I never do cloning because even if I have a lot of machines, I don't have much that are exactly the same. And the cloning, by definition, is for that : the installation of one system on one disk, for a lot of machines which are perfectly identical. And SSD and hard disks are not the same. Technology-wise of course, and the data are not stored the same way. So, your HDD installation will not be optimized for an SSD. At work, they cloned my HDD OS on an SSD. It's acceptable, but I have problems I never had before (the Windows applications which I must launch twice to use them). Very weird… The kind of things I don't want to have to deal with on my machines.
And I'm not sure, but to work well, an HDD must be defragmented. Not the SSD. Defragmentation is one of the worst things for this type of disks. SSD have a system named TRIM, which will place the data randomly on the chips, to limit their wear. It's the total opposite of the defragmentation. You install your Windows on a HDD : defragmentation is enabled. You install it on an SSD, it will not (or it will be, but not like on an HDD). If the cloning program doesn't disable defragmentation, you'll have it running on your SSD and this one will quickly deperish.

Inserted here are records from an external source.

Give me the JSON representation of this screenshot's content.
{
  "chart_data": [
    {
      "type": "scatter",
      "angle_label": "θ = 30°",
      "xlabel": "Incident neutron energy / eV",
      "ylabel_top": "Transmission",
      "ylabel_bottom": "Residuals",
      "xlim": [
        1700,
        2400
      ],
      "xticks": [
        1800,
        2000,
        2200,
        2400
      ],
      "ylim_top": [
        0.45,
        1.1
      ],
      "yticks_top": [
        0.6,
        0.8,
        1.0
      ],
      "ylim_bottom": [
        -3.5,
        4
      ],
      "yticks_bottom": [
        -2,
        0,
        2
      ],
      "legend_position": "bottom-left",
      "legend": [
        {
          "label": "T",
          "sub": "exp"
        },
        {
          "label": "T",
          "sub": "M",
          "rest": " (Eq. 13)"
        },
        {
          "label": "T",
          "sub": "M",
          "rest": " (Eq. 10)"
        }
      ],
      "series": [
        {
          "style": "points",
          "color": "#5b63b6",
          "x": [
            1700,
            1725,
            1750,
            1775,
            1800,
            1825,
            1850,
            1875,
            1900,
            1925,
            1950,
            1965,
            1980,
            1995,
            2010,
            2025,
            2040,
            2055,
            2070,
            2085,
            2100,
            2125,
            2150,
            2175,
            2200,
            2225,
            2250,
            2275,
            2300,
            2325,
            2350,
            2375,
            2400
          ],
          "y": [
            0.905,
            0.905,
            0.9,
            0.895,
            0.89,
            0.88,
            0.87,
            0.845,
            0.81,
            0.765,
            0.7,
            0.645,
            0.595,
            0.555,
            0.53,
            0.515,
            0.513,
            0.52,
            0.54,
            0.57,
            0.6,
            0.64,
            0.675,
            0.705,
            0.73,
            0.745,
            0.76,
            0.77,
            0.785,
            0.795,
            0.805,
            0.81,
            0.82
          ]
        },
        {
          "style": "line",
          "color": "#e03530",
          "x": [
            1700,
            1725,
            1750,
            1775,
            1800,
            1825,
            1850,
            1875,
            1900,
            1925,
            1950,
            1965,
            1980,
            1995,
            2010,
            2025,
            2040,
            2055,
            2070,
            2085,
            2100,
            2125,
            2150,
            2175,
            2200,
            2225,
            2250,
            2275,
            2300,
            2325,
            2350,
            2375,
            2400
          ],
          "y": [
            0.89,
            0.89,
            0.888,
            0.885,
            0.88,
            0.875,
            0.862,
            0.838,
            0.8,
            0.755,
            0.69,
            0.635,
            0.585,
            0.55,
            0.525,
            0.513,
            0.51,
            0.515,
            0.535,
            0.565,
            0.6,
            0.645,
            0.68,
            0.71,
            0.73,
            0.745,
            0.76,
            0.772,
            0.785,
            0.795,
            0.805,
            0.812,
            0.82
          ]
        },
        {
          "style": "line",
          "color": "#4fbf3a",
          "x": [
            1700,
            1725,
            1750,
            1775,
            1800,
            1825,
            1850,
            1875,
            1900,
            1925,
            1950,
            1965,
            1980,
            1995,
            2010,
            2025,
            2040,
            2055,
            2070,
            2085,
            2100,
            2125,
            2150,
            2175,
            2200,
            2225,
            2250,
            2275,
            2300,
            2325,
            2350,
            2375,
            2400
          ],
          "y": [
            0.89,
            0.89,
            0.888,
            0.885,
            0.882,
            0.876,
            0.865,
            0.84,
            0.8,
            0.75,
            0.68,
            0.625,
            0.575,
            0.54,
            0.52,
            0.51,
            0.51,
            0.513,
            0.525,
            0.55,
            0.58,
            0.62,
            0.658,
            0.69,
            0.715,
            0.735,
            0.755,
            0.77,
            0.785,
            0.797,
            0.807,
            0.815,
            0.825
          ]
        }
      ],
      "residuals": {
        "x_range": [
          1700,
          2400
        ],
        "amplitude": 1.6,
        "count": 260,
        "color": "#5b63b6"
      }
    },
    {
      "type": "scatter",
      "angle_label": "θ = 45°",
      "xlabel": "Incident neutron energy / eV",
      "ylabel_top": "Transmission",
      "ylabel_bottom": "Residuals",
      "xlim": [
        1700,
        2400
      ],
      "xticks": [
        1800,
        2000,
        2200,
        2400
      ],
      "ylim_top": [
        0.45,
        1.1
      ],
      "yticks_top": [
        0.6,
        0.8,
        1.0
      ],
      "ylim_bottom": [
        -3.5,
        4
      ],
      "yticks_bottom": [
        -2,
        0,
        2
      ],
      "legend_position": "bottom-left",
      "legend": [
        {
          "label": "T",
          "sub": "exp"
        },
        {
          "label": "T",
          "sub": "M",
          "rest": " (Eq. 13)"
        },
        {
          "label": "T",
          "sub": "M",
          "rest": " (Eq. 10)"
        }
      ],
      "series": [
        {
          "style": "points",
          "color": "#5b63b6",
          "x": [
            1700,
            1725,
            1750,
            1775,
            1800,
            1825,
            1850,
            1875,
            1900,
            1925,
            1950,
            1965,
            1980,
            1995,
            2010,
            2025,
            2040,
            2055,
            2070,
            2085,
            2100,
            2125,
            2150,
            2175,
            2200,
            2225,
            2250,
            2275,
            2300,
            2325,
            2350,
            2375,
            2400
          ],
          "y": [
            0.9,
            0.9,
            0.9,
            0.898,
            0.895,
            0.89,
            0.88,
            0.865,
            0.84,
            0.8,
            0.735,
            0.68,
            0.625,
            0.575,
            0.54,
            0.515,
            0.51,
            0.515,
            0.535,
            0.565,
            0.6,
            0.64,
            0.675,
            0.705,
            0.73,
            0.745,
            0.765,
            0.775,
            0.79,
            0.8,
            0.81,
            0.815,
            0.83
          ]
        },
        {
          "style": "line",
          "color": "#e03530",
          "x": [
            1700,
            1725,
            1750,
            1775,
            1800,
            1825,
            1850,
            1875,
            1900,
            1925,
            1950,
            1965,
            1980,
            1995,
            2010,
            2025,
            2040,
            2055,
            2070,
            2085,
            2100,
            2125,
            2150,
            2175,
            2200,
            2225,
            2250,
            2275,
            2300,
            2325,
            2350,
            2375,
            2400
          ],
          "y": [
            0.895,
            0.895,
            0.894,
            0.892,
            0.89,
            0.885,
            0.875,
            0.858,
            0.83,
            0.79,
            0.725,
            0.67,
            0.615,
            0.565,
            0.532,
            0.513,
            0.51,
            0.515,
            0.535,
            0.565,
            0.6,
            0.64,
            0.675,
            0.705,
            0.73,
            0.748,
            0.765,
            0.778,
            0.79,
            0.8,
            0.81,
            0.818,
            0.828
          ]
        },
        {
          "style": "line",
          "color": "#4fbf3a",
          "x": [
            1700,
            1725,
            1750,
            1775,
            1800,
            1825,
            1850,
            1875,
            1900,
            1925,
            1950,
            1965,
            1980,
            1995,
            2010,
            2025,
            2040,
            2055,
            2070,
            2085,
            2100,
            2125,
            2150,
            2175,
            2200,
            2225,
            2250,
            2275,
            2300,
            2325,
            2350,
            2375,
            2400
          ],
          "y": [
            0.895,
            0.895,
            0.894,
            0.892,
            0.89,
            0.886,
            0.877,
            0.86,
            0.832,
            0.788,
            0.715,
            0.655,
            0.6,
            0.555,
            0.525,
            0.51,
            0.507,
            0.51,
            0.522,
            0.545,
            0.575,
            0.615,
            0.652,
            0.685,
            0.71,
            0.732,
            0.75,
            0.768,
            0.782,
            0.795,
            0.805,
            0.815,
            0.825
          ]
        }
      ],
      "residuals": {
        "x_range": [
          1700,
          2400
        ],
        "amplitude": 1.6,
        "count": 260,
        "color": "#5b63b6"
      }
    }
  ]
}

So, the best is to do a clean install. It doesn't take much time on modern machines with SSDs, say ca. 30 mn. The longest comes after (install the applications, modify the parameters of the system, personnalize it). And if cloning goes wrong, you'll take probably a lot of time to troubleshoot it, more time than the time requested to do a clean installation.
If you install Windows 10, you better create a new installation media, with, for example, Media Creation Tool). You'll be able to install the latest Windows version (the 20H2 at the time I'm writing this) and as it's from last fall, you won't have too much updates to install and the system will be pretty clean.
W.
Re: Upgrade T9600 CPU for T400
Posted: Mon Jun 06, 2022 11:28 am
by owen8961
farfignoogin wrote: ↑Fri Apr 02, 2021 7:24 am
i just bought a T9600 for my T400 on ebay for $20. Said open box...from China...now starting to second guess myself as to quality and legit description of open box. Anyone’s experiences with similar situations is much appreciated! Thanks!
Well, you know, T400 was a model released after Lenovo aquired thinkpad. So, all the T400 was made in China.
Re: Upgrade T9600 CPU for T400
Posted: Thu Jul 28, 2022 2:12 pm
by dimamyth
BTW, I deliberately replaced the T9600 in my T400 with the P9600. The speed difference is only about 5-10%, but the P9600 is MUCH colder thing due of its 25W TDP (T9600 has 35 watt TDP). I recommend the OP to use a P-series CPU, if you can find one.
Re: Upgrade T9600 CPU for T400
Posted: Thu Jan 05, 2023 7:25 am
by jankihaii3
I am planning to changing the cpu...it has aged to a ripe old age.. p8400.
Are there NO heat problems with the T series cpu?.
vidmate.app stream videos
Re: Upgrade T9600 CPU for T400
Posted: Thu Jan 05, 2023 4:51 pm
by kfzhu1229
jankihaii3 wrote: ↑Thu Jan 05, 2023 7:25 am
I am planning to changing the cpu...it has aged to a ripe old age.. p8400.
Are there NO heat problems with the T series cpu?.
From my experience with laptops of GM45/PM45 and even modded 965GM/PM based laptops, the Core 2 duo T9600 does indeed run significantly hotter than a Core 2 duo P8800, which on itself also runs a hair hotter than a P8400 (due to Intel's ambiguous way of labelling TDP).
From my observation the temps will go up a bit but more noticeably your battery life will tank and the air coming out of your heatsink will be significantly hotter because the die contact area is also like twice the size.
But keeping all that in mind, going to a T9550 or T9600 is a wise choice, or you can get a P8800 if you want more battery life since in my experience and usage the 3M and 6M cache difference in real world is much less than 2x.